The budget, however, does not fund irrigation and drainage works of the CUP. Congress must authorize additional spending for irrigation and drainage work before that part of CUP work can begin.
The Bonneville Unit received the lion's share of funding for CUP - which has five units, some already completed, to serve different areas from Vernal to the Wasatch Front.
The Bonneville Unit has $116.2 million budgeted for 1990, $18 million less than for fiscal 1989. Money for fish and wildlife work there jumped, however, from $5 million to $19.1 million, reflecting needs to deal with environmental effects of the project.
The CUP's Jensen Unit is budgeted to receive $122,000 for construction. The Uintah Unit of the CUP would receive a minimal $50,000 for design work to keep that yet-to-be-built unit alive.
The U.S. Bureau of Reclamation, which is constructing the CUP, also has several smaller projects budgeted for Utah.
They include $1.2 million for rehabilitation work at Hyrum Dam, $2 million on the Ogden River Project, $2.1 million on the Weber Basin Project, $1.1 million for operation and maintenance of bureau projects and $100,000 for a Utah Metropolitan Area Water demand model to determine Wasatch Front water needs.
The total 1990 budget for Bureau of Reclamation work in the state is $148,124,000 compared to $147,813,000 this year.
In a separate area of the budget, the U.S. Army Corps of Engineers is to receive $11.3 million for construction on Little Dell Dam, if Congress approves.
"That's about the amount we expected," said LeRoy W. Hooton Jr., director of Salt Lake City Public Utilities. "The corps has already finished its trench and fill work (at the dam site). We hope to put out the bid for the major work on the dam this March."
Although the dam had been proposed since the 1930s, the main impetus for the dam - located in Dell Canyon upstream from Mountain Dell Reservoir in Parleys Canyon - really began after the major 1983 floods in Salt Lake County.
Then-County Flood Control Director Terry Holzworth said the flooding that turned 13th East Street into a sandbagged river would never have happened if Little Dell had been built.
While the corps is building the dam, major funding and land is also being provided by Salt Lake County, the Metropolitan Water District of Salt Lake City and the city itself.
Hooton said the dam is scheduled to cost a total of $51.3 million and be completed in 1991.

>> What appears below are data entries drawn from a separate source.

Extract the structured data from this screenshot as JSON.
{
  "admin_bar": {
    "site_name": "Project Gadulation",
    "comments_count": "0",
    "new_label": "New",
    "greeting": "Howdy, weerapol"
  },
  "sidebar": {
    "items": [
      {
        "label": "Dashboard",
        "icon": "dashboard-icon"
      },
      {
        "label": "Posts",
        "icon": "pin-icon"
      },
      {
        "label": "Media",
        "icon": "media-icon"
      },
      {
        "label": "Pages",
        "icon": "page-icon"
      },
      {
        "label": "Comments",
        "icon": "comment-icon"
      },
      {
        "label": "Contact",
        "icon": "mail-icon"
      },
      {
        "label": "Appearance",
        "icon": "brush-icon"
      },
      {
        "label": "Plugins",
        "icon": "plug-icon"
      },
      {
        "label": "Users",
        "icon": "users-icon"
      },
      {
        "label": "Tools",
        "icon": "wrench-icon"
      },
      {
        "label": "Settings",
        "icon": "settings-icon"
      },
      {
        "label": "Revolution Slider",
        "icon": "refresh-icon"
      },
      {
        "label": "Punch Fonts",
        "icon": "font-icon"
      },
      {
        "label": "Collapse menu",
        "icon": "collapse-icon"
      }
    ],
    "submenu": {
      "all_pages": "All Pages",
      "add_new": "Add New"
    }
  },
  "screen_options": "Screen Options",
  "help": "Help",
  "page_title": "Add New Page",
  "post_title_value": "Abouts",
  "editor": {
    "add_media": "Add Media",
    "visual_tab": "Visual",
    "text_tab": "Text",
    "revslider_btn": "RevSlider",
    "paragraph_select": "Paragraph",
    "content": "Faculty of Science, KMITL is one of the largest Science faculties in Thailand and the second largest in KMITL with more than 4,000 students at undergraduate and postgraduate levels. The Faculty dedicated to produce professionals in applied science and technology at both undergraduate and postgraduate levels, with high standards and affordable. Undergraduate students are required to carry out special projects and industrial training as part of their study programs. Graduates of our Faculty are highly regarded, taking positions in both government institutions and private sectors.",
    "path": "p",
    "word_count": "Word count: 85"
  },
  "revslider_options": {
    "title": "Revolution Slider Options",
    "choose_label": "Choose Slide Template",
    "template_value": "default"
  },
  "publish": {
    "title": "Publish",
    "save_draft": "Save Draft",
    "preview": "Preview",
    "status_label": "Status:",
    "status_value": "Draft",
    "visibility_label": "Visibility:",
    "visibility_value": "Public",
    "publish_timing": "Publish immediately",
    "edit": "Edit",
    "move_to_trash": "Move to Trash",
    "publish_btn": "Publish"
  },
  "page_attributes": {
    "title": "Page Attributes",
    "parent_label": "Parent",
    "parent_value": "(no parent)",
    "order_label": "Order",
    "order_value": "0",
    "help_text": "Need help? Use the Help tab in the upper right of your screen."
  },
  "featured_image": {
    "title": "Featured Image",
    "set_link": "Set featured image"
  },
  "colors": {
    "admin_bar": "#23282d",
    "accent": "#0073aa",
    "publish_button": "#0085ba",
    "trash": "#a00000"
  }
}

Little Dell Reservoir is designed to have seven times the capacity of nearby Mountain Dell Reservoir. It is also designed to produce an average of 8,000 acre-feet of drinking water a year - enough to supply the annual needs of 40,000 people.
In other Corps of Engineers projects, the budget proposes $400,000 for preliminary engineering and design of a detention basin on Mill Creek in Salt Lake County. It will be located about Ninth East and 42nd South, said Les Dixon, chief of corps planning in Utah.
The budget also proposes $400,000 for a new corps survey of the Weber River and its tributaries to recommend possible flood control work that may be needed. Dixon said that study would be a joint venture with the State of Utah.
The budget also calls for $225,000 to continue research of the Bear River and its tributaries on how to develop its water, reduce bank erosion, control floods and reduce sedimentation of Bear Lake and reservoirs on the river.
Dixon said that study is also looking into seven potential dam sites on the river. He said the research is a joint venture with Utah, Wyoming and Idaho.